Treat the pt, not the numbers. Abnormal BP in and of itself isn't bad. Is the pt symptomatic? Is the doctor, having taken into account expected low BP, driving for prevention of or recovery from remodeling? If a pt's BP is very high, you might not want to take them down too fast. A sudden decrease may reduce brain perfusion to the point of precipitating a stroke.

Learn your meds in depth. Learn about clonidine rebound and paradoxical reaction to labetalol. Learn about the interaction between IV cardizem and beta blockers. At every hospital there is a cardiac med guru. Seek that person out and learn.

I totally agree with you my mother has had two MI's. She was on Toprolol 200 mg a day. Earlier this year she was diagnose with a CHF a mild case with a EF 50%. Toprolol was discontinued and started on Coreg which is non selective beta blocker. While on this med she has been on different dosages especially after her open heart surgery.

When dealing with any Cardiac meds each patient is different. I believe with when these meds are initiated for the first time all precautions should be taken. You have some doctors juggling with these meds. As nurses it keeps us on our toes.

Specializes in CVICU.

Technically, you are supposed to call if no holding parameters are written. Do I always do this? No... sometimes I will wait until morning and let the doc know they need to write holding parameters (i.e. patient is maxed on Levophed, so yeah, I'm not giving the dose of Lopressor tonight which was previously ordered during their stay when they were actually hypertensive).

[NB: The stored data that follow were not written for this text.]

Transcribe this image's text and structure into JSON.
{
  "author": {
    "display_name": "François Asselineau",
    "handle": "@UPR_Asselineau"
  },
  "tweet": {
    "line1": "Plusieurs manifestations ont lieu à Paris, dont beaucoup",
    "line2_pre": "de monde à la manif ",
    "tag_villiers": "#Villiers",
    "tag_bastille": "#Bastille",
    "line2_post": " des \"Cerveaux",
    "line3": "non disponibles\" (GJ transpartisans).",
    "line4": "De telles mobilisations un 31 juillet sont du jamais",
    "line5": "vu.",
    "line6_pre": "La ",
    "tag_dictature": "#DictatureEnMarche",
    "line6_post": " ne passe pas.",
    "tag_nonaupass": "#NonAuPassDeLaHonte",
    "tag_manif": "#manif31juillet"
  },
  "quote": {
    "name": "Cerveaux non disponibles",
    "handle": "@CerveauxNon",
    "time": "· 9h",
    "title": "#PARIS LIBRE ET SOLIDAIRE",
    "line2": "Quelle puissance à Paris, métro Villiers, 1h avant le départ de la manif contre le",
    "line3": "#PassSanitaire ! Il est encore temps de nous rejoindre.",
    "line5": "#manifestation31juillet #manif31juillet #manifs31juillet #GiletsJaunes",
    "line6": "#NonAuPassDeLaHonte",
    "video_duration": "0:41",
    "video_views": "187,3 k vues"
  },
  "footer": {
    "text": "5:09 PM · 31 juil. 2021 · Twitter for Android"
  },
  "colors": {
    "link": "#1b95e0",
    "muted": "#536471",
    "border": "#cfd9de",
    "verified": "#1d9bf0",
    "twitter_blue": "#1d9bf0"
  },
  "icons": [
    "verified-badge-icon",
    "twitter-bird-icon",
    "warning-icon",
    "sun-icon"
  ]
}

There are certain meds docs will want given despite the patient having a low MAP or SBP. Some examples would be ARBs and ACE inhibitors following acute MIs, and meds such as Coreg. If in doubt, just call and ask for holding parameters. I really wish that more docs and NPs would write parameters to begin with, so I could avoid a few phone calls!

Specializes in ICU, MedSurg, Medical Telemetry.

Completely selfishly, I'm glad to see that other nurses who have been nurses longer than I have still have these questions. I've almost been a nurse a year and I'm always asking questions that feel like dumb questions. It doesn't keep me from asking the questions, but sometimes I wonder if I'm just really slow.

Thanks for being open about your questions (and answers!). It helps to know that I'm not just stupid!